First, in response, America has changed immensely since the elections in 2002, and what with Iraq, the probe on Halliburton's Iraqi contract, the Social Security overhaul, and gay marriage, I think the only group they haven't offended yet is the religious right, which actually does get easily offended.

Second, college Republicans, while they may be more vocal, are not necessarily the voice of the colleges. In fact, often when college Republicans do voice their objections to the "liberal bias" on campus, the objections are put up to scrutiny. Recently, University of Colorado-Boulder College Republicans set up a grievances website to list all cases of liberal bias. While college Republicans have the right to oppose any sort of thinking with which they disagree, doing so requires they should stimulate debate with an intelligent counter-argument, one that adequately describes both the merits and flaws of any given position.

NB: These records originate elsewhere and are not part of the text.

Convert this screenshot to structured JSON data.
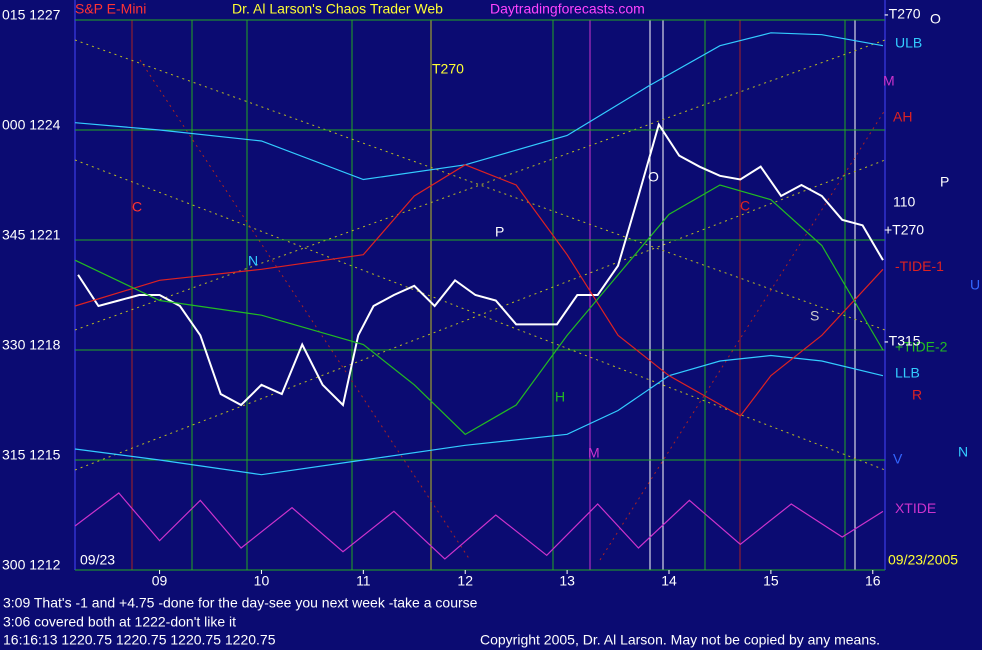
{
  "chart_data": {
    "type": "line",
    "title_parts": [
      "S&P E-Mini",
      "Dr. Al Larson's Chaos Trader Web",
      "Daytradingforecasts.com"
    ],
    "xlim": [
      8.17,
      16.12
    ],
    "xticks": [
      {
        "value": 9,
        "label": "09"
      },
      10,
      11,
      12,
      13,
      14,
      15,
      16
    ],
    "ylim": [
      1212,
      1227
    ],
    "yticks": [
      {
        "value": 1227,
        "label": "015 1227"
      },
      {
        "value": 1224,
        "label": "000 1224"
      },
      {
        "value": 1221,
        "label": "345 1221"
      },
      {
        "value": 1218,
        "label": "330 1218"
      },
      {
        "value": 1215,
        "label": "315 1215"
      },
      {
        "value": 1212,
        "label": "300 1212"
      }
    ],
    "grid": true,
    "series": [
      {
        "color": "#ffffff",
        "x": [
          8.2,
          8.4,
          8.6,
          8.8,
          9.0,
          9.2,
          9.4,
          9.6,
          9.8,
          10.0,
          10.2,
          10.4,
          10.6,
          10.8,
          10.95,
          11.1,
          11.3,
          11.5,
          11.7,
          11.9,
          12.1,
          12.3,
          12.5,
          12.7,
          12.9,
          13.1,
          13.3,
          13.5,
          13.7,
          13.9,
          14.1,
          14.3,
          14.5,
          14.7,
          14.9,
          15.1,
          15.3,
          15.5,
          15.7,
          15.9,
          16.1
        ],
        "values": [
          1220.05,
          1219.2,
          1219.35,
          1219.5,
          1219.5,
          1219.2,
          1218.4,
          1216.8,
          1216.5,
          1217.05,
          1216.8,
          1218.15,
          1217.05,
          1216.5,
          1218.4,
          1219.2,
          1219.5,
          1219.75,
          1219.2,
          1219.9,
          1219.5,
          1219.35,
          1218.7,
          1218.7,
          1218.7,
          1219.5,
          1219.5,
          1220.3,
          1222.2,
          1224.15,
          1223.3,
          1223.0,
          1222.75,
          1222.65,
          1223.0,
          1222.2,
          1222.5,
          1222.2,
          1221.55,
          1221.4,
          1220.45
        ]
      },
      {
        "name": "ULB",
        "color": "#33ccff",
        "x": [
          8.17,
          9,
          10,
          11,
          12,
          13,
          13.8,
          14.5,
          15,
          15.5,
          16.1
        ],
        "values": [
          1224.2,
          1224.0,
          1223.7,
          1222.65,
          1223.05,
          1223.85,
          1225.2,
          1226.3,
          1226.65,
          1226.6,
          1226.3
        ]
      },
      {
        "name": "LLB",
        "color": "#33ccff",
        "x": [
          8.17,
          9,
          10,
          11,
          12,
          13,
          13.5,
          14,
          14.5,
          15,
          15.5,
          16.1
        ],
        "values": [
          1215.3,
          1215.0,
          1214.6,
          1215.0,
          1215.4,
          1215.7,
          1216.35,
          1217.3,
          1217.7,
          1217.85,
          1217.7,
          1217.3
        ]
      },
      {
        "name": "-TIDE-1",
        "color": "#dd2222",
        "x": [
          8.17,
          9,
          10,
          11,
          11.5,
          12,
          12.5,
          13,
          13.5,
          14,
          14.7,
          15,
          15.5,
          16.1
        ],
        "values": [
          1219.2,
          1219.9,
          1220.2,
          1220.6,
          1222.2,
          1223.05,
          1222.5,
          1220.6,
          1218.4,
          1217.3,
          1216.2,
          1217.3,
          1218.4,
          1220.2
        ]
      },
      {
        "name": "+TIDE-2",
        "color": "#22bb22",
        "x": [
          8.17,
          9,
          10,
          11,
          11.5,
          12,
          12.5,
          13,
          13.5,
          14,
          14.5,
          15,
          15.5,
          16.1
        ],
        "values": [
          1220.45,
          1219.35,
          1218.95,
          1218.15,
          1217.05,
          1215.7,
          1216.5,
          1218.4,
          1220.05,
          1221.7,
          1222.5,
          1222.1,
          1220.85,
          1218.0
        ]
      },
      {
        "name": "XTIDE",
        "color": "#cc33cc",
        "x": [
          8.17,
          8.6,
          9.0,
          9.4,
          9.8,
          10.3,
          10.8,
          11.3,
          11.8,
          12.3,
          12.8,
          13.3,
          13.7,
          14.2,
          14.7,
          15.2,
          15.7,
          16.1
        ],
        "values": [
          1213.2,
          1214.1,
          1212.8,
          1213.9,
          1212.6,
          1213.7,
          1212.5,
          1213.6,
          1212.3,
          1213.5,
          1212.4,
          1213.8,
          1212.6,
          1213.9,
          1212.7,
          1213.8,
          1212.9,
          1213.6
        ]
      }
    ],
    "annotations": [
      "T270",
      "P",
      "N",
      "C",
      "O",
      "H",
      "M",
      "S",
      "R",
      "U",
      "V",
      "N",
      "M",
      "AH",
      "P",
      "O",
      "110",
      "+T270",
      "-T315",
      "-T270",
      "09/23",
      "09/23/2005",
      "C"
    ],
    "notes": [
      "3:09 That's -1 and +4.75 -done for the day-see you next week -take a course",
      "3:06 covered both at 1222-don't like it",
      "16:16:13  1220.75 1220.75 1220.75 1220.75"
    ],
    "copyright": "Copyright 2005, Dr. Al Larson. May not be copied by any means."
  }
}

Would doing so make the college Republicans realize they might be wrong? That's a chance apparently most conservatives aren't willing to take.

With campaign ads disparaging Bush from organizations like moveon.org, and, strangely enough, Log Cabin Republicans, conservatives have much to fear about the vulnerability of their leaders and the revitalized liberalism in this nation. People are so outraged by these out-of-touch conservative actions and words that now they are beginning to react. While conservatives may ridicule the resurgent social activism and election drives the Democratic primary has initiated as Bolshevism and Communism (conservatives have an habit of misnaming all forms of liberalism as Communism), they are in fact afraid—afraid of the interests the Democratic primary has stirred up and afraid of expanding the vote to a public who might be willing to vote liberal.

Even if liberals get complacent and sedentary again, I would like to remind them that they at least have my voice standing up for social justice, tolerance, and equality, and I believe there are many more similar voices. Ann Coulters and Rush Limbaughs of the world beware: your rhetoric has woken up a sleeping liberal giant.